Fig. 7. LD·ATTECs were effective in vivo in CDAHFD-induced NASH mice.

Fig. 7

Similar to Fig. 6, but using the CDAHFD-induced NASH mice. Note that the same group of WT mice fed on chow diet (WT) were used as the baseline control. a Measurements of body weight (measured each day and normalized to the averaged weight of day 0, left panel), the fat/lean ratio (after injection for 12 days, middle panel), and liver weight (endpoint measurement after injection for 14 days, right panel) in the indicated mice injected with the indicated compounds. b The endpoint measurements (after injection for 14 days) of the TAG and TC levels of liver samples in the indicated mice injected with the indicated compounds. c Measurements of the serum TAG and TC levels in NASH mice injected with the indicated compounds. Serum was collected at several different time points after injection as indicated. d Representative images and quantifications of the BODIPY493/503 staining of the endogenous LDs in the liver slice samples from the mice injected with the indicated compounds for 14 days. Scale bar, 50 μm. e Representative images and quantifications of picro-sirius staining to evaluate the interstitial fibrosis in the liver samples from the mice injected with the indicated compounds for 14 days.

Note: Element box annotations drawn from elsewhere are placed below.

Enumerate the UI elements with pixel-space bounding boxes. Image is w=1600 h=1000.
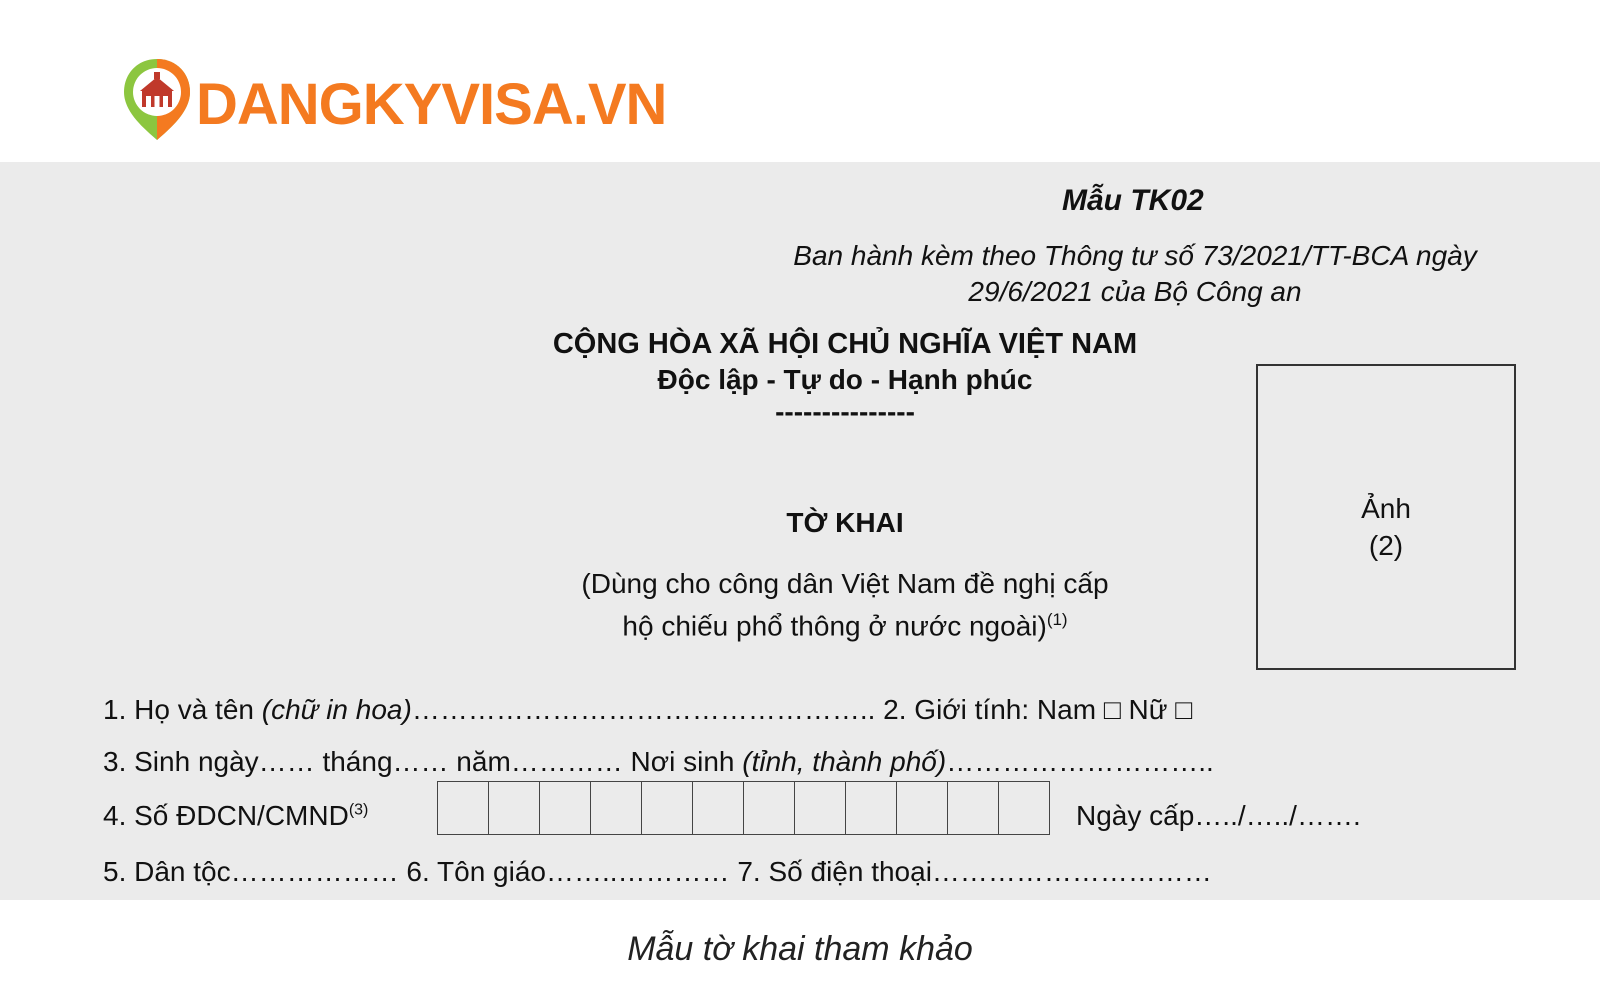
- form-title: TỜ KHAI: [786, 507, 904, 538]
- form-subtitle: [430, 566, 1260, 644]
- female-checkbox[interactable]: □: [1175, 694, 1193, 725]
- id-digit-box[interactable]: [591, 782, 642, 834]
- id-digit-box[interactable]: [948, 782, 999, 834]
- heading-separator: ---------------: [775, 396, 915, 427]
- field-row-name-gender: [103, 694, 1192, 726]
- id-number-label: [103, 800, 368, 832]
- form-document: [0, 162, 1600, 900]
- id-number-footnote: (3): [348, 801, 369, 819]
- photo-box: [1256, 364, 1516, 670]
- image-caption: Mẫu tờ khai tham khảo: [627, 930, 973, 968]
- id-digit-box[interactable]: [489, 782, 540, 834]
- subtitle-footnote: (1): [1046, 610, 1068, 629]
- id-digit-box[interactable]: [642, 782, 693, 834]
- id-number-boxes[interactable]: [437, 781, 1050, 835]
- full-name-hint: (chữ in hoa): [261, 694, 412, 725]
- brand-logo-text: DANGKYVISA.VN: [196, 72, 667, 137]
- id-digit-box[interactable]: [540, 782, 591, 834]
- id-digit-box[interactable]: [693, 782, 744, 834]
- id-digit-box[interactable]: [795, 782, 846, 834]
- issue-date-field[interactable]: Ngày cấp…../…../…….: [1076, 800, 1361, 831]
- subtitle-line-1: (Dùng cho công dân Việt Nam đề nghị cấp: [581, 568, 1109, 599]
- birth-date-label[interactable]: 3. Sinh ngày…… tháng…… năm………… Nơi sinh: [103, 746, 743, 777]
- id-digit-box[interactable]: [438, 782, 489, 834]
- field-row-ethnicity-religion-phone[interactable]: 5. Dân tộc……………… 6. Tôn giáo……..………… 7. Số điện thoại…………………………: [103, 856, 1212, 887]
- photo-footnote: (2): [1368, 530, 1404, 561]
- full-name-label: 1. Họ và tên: [103, 694, 262, 725]
- birth-place-blank[interactable]: ………………………..: [946, 746, 1214, 777]
- birth-place-hint: (tỉnh, thành phố): [742, 746, 947, 777]
- photo-text: Ảnh: [1361, 493, 1411, 524]
- id-digit-box[interactable]: [744, 782, 795, 834]
- id-digit-box[interactable]: [897, 782, 948, 834]
- issued-note: Ban hành kèm theo Thông tư số 73/2021/TT-BCA ngày 29/6/2021 của Bộ Công an: [793, 240, 1477, 307]
- full-name-blank[interactable]: …………………………………………..: [411, 694, 884, 725]
- gender-label: 2. Giới tính: Nam: [883, 694, 1104, 725]
- form-code: Mẫu TK02: [1062, 184, 1204, 217]
- site-header: [0, 0, 1600, 162]
- photo-label: [1258, 490, 1514, 564]
- male-checkbox[interactable]: □: [1103, 694, 1121, 725]
- nation-heading: CỘNG HÒA XÃ HỘI CHỦ NGHĨA VIỆT NAM: [552, 328, 1138, 360]
- id-number-text: 4. Số ĐDCN/CMND: [103, 800, 349, 831]
- id-digit-box[interactable]: [999, 782, 1050, 834]
- female-label: Nữ: [1120, 694, 1176, 725]
- id-digit-box[interactable]: [846, 782, 897, 834]
- field-row-birth: [103, 746, 1214, 778]
- map-pin-landmark-icon: [120, 55, 194, 143]
- subtitle-line-2: hộ chiếu phổ thông ở nước ngoài): [622, 610, 1047, 642]
- national-motto: Độc lập - Tự do - Hạnh phúc: [657, 364, 1033, 395]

The red+ area normalized to green+ area was quantified to evaluate the degree of liver fibrosis. For all plots, data were plotted as means ± SEM. The replicate number indicates the number of mice. For measurements at multiple time points, two-way ANOVA and Dunnett’s post hoc tests (compared to the DMSO-treated NASH group) were performed. For endpoint measurements for multiple groups, one-way ANOVA and Dunnett’s post hoc tests (compared to the DMSO-treated NASH group) were performed. F and degree of freedom values have been indicated, and exact P values are shown if space allows.